Once again, the Alabama Senate finds itself face-to-face with another bill to legalize retail and online sports betting.

The Alabama Senate Tourism Committee yesterday approved SB 294, a bill to legalize a state lottery and allow for online and retail sports betting at several Alabama casinos. If approved by a three-fifths majority by members of the Alabama House and Senate, the constitutional amendment would then have to be approved by state voters in the upcoming November general election before becoming law.

The bill was introduced last week by Sen. Greg Albritton (R). Only a few meeting days remain in Alabama’s legislative session for the bill to be approved.

Bill heads to the Senate

If approved, the legislation would allow casino-style gaming and sports wagering operated only at sites in Jefferson County, Mobile County, Macon County, Green County, Jackson County or DeKalb County, and on lands held in trust for the Poarch Band of Creek Indians pursuant to a compact. Casinos on these properties would be able to offer retail sports betting and online sports betting through approved sportsbook app partnerships.

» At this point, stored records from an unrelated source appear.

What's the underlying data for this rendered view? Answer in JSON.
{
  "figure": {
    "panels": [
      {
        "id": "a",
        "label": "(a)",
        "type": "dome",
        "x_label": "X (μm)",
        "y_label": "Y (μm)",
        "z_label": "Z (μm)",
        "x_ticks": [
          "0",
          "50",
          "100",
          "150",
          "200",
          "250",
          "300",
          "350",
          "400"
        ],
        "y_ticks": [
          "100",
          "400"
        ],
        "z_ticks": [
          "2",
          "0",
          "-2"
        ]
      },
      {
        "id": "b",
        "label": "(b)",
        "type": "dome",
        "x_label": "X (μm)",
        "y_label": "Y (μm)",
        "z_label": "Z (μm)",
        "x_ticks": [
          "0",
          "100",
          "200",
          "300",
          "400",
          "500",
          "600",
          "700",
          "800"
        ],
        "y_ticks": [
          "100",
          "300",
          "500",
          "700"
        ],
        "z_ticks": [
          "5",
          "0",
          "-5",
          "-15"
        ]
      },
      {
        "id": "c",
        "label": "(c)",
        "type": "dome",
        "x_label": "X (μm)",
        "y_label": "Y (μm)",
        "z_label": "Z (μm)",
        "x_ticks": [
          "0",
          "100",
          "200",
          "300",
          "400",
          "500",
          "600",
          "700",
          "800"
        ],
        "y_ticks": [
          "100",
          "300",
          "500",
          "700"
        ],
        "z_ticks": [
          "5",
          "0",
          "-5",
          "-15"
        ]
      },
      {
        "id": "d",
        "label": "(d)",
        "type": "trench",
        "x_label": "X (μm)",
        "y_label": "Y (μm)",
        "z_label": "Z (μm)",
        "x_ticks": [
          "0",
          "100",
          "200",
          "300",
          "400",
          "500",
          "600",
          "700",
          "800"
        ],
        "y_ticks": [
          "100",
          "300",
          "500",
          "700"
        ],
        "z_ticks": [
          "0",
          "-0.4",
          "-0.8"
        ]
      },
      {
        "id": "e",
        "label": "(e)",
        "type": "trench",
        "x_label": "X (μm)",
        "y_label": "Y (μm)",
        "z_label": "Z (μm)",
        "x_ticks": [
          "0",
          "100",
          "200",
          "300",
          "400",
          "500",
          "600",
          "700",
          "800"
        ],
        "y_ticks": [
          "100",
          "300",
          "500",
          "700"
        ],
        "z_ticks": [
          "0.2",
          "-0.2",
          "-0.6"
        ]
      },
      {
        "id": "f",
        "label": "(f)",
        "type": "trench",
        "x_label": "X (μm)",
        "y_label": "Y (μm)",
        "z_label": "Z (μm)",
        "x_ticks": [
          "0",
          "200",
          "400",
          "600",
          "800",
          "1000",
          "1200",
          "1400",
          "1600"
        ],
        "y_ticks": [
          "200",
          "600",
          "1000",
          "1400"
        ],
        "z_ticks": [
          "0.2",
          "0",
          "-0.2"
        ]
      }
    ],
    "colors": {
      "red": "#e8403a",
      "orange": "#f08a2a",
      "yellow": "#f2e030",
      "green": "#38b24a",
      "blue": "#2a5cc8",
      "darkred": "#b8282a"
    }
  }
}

The bill is similar to one passed by the state Senate last year, SB 319, which ultimately stalled in the House.

The bill will create the Alabama Education Lottery and Gambling Commission to operate a state lottery and issue gambling licenses for casinos. Alabama is only one of five states in the country not to have a state lottery system. Proceeds from the lottery would be deposited in a lottery trust fund for education purposes and scholarship programs.

Five casinos may offer sports betting, table games

The bill will allow for casinos at existing dog tracks in the state. These locations are as follows:

  • Greenetrack in Greene County
  • Birmingham Race Course in Jefferson County
  • VictoryLand in Macon County
  • Mobile County Greyhound Racing Facility

A casino will also be allowed on lands held in trust for the Poarch Band of Creek Indians in DeKalb County or Jackson County, pursuant to a compact agreement with Gov. Kay Ivey. Under the law, the three existing casinos of the Poarch Band of Creek Indians will also be allowed to offer table games.

The bill also allows for two smaller casinos facilities to offer electronic gambling machines.

Alabama voters roundly rejected a proposal from then-Gov. Don Siegelman to create a state lottery in 1999.